I’m in a bit of an “artist intermission” full of anxiety, and the familiar depression that I’ve battled for many years. Nope, not a glamorous star here bringing awareness to those of us who live with depression and anxiety. And, I don’t have the resources to completely “take time off” to check in to a place of wellness to work on myself. Although I’m happy for those creatives who can work on their own wellness with time off and a dedicated (even inspirational) place to do it.
For me, I’m still here – in my home studio which has sat empty and alone for the past several weeks, just waiting for me to come back. I’ll admit that I’m acutely struggling right now.

Meanwhile, some of you have asked what I do with myself?
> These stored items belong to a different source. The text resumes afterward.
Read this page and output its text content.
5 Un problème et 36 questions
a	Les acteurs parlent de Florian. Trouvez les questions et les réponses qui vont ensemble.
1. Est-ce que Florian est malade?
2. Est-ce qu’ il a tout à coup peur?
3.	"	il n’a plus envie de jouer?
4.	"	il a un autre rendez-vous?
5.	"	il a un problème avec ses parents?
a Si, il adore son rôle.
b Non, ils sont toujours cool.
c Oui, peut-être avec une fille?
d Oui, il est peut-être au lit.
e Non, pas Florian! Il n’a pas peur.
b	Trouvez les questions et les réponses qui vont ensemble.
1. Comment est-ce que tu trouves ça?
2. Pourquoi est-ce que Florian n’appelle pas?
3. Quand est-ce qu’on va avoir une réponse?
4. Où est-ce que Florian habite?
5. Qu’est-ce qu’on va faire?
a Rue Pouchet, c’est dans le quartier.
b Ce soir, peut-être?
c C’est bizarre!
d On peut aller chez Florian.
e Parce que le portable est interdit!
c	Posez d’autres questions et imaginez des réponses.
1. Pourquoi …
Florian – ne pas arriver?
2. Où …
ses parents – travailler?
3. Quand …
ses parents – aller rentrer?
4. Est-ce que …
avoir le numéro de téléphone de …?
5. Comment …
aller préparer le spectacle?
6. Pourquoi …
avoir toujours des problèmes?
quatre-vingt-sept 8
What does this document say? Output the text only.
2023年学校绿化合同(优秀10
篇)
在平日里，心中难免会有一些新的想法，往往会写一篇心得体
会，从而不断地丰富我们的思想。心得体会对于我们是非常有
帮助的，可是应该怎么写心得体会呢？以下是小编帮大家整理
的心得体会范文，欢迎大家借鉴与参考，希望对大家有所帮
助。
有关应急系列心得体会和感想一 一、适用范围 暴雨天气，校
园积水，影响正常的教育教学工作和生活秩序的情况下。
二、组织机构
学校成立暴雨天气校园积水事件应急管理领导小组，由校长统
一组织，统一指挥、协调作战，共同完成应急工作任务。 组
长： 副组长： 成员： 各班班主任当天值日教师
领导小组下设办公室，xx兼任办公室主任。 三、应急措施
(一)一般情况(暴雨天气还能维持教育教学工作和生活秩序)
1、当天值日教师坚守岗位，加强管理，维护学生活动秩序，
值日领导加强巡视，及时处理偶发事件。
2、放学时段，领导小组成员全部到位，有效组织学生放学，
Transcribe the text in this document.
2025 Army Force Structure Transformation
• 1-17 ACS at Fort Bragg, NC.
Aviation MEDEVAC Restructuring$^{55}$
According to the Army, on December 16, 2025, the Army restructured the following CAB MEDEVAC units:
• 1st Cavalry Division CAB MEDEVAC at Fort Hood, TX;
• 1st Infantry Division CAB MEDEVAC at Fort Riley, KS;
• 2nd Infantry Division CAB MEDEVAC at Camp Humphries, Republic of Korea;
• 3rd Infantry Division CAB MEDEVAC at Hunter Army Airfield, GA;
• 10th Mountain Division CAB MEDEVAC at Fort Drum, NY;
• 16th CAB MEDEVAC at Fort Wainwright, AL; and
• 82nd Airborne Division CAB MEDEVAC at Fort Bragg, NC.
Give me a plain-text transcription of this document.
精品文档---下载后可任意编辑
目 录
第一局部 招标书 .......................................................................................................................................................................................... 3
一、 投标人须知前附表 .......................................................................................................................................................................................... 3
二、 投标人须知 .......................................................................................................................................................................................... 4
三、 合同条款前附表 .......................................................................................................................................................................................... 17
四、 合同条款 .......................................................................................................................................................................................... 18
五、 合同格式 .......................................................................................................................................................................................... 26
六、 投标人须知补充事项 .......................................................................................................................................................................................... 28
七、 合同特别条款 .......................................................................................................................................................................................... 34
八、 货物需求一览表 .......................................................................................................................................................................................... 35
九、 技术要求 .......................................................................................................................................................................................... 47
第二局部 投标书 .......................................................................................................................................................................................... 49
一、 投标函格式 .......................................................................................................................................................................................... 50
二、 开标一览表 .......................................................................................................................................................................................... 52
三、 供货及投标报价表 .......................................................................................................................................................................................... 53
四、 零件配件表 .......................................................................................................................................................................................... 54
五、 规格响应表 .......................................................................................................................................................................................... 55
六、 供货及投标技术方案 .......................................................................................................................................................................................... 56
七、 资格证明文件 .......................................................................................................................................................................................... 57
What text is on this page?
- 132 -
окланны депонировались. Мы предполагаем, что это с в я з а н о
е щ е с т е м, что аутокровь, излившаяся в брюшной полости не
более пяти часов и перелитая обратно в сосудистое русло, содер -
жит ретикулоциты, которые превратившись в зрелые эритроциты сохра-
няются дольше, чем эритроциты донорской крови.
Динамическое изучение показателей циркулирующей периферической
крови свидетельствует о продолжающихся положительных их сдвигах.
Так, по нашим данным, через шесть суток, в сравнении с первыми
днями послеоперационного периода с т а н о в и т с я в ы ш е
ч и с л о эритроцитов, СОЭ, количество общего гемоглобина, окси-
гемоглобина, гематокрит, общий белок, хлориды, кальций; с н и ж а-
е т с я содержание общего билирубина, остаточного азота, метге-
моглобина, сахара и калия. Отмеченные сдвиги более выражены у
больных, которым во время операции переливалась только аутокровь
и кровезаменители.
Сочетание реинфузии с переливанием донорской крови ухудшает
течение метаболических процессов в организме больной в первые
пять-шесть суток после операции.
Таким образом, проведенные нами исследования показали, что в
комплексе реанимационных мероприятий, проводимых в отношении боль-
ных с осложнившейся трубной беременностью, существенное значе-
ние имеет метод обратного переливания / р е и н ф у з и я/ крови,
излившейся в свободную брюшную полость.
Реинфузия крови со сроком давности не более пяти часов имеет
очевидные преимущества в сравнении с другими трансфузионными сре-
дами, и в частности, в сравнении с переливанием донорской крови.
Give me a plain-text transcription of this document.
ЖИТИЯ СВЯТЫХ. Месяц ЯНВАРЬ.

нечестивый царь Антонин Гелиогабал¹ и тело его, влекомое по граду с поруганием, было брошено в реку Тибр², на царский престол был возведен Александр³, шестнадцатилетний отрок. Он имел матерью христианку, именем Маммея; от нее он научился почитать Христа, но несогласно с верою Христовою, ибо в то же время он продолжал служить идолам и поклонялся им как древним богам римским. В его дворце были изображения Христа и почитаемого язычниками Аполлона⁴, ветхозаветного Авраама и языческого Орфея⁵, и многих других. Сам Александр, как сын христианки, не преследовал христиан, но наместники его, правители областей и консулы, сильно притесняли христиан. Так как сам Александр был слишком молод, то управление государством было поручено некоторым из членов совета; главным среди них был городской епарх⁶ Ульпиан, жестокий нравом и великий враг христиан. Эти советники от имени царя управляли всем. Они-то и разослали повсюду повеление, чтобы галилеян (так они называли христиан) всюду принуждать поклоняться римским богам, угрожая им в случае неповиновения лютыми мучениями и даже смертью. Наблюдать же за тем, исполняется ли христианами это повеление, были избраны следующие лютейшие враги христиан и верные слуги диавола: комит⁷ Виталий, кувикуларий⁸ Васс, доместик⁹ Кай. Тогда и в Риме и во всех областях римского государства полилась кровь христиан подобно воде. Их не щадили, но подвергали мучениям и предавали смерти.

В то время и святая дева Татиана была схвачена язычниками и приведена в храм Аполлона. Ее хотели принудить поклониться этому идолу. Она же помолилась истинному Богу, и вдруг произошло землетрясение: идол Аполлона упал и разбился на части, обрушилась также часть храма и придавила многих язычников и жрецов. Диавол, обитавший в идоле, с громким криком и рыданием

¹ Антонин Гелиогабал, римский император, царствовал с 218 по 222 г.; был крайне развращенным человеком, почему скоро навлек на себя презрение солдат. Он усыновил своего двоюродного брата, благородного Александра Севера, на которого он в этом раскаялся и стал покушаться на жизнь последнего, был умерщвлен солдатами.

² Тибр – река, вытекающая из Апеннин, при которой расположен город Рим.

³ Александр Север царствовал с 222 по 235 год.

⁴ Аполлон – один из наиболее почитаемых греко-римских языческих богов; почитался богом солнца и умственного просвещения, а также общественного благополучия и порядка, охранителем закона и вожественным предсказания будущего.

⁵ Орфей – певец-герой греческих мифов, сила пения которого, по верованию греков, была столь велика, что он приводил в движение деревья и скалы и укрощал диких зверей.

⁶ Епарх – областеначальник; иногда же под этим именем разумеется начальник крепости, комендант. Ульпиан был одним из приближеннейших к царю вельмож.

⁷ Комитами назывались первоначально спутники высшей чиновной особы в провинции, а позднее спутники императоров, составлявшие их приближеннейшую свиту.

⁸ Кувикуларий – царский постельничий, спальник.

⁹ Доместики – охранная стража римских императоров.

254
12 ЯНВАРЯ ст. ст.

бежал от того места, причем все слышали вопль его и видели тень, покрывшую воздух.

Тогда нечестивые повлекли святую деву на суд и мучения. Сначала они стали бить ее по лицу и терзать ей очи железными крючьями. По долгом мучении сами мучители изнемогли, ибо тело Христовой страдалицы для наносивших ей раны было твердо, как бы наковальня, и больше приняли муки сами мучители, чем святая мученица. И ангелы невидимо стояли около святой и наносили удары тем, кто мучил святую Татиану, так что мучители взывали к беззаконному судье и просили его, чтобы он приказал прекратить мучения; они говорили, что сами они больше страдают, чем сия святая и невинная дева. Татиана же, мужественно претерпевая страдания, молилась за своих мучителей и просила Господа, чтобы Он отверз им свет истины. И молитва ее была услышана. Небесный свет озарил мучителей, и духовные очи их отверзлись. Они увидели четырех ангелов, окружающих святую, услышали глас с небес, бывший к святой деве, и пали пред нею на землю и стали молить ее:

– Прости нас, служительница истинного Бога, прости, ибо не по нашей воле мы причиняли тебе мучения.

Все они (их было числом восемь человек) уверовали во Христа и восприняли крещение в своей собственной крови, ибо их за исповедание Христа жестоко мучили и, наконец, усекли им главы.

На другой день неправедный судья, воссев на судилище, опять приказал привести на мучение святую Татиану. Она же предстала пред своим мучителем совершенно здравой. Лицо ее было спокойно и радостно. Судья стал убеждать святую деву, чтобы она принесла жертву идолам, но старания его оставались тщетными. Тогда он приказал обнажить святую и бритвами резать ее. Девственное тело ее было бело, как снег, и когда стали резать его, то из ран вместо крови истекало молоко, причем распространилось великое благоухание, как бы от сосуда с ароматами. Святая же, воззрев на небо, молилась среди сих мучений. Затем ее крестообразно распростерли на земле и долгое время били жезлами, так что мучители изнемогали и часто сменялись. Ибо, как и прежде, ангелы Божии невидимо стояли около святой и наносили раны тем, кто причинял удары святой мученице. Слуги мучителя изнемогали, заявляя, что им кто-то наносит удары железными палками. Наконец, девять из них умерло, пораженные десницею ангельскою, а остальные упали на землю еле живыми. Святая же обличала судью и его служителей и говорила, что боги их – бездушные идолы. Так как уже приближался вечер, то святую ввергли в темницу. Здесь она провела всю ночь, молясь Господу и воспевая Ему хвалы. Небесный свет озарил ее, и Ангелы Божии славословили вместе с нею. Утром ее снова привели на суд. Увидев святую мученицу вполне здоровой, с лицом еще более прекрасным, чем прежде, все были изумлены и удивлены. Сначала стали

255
Well, I sleep a lot. I’ve worked on office chores such as household budgeting and financial actuals. I sit in my green leather studio chair and pet studio cat Stan. I managed to finally update my website with snapshots from my Arctic Circle Expedition. I take pills and go to talk therapy. I attempt to help myself with hard-to-crack wellness workbooks. And, I generally try to get back into things I’ve enjoyed in days gone by like gardening… one weed pulled at a time.

I miss painting my abstracts… I really do. Hopefully a new and inspirational project will come along for me soon. In the meantime, I’ll just try to tread water.
And a big thank-you to my husband, Steve, who through it all, helps and loves me lots.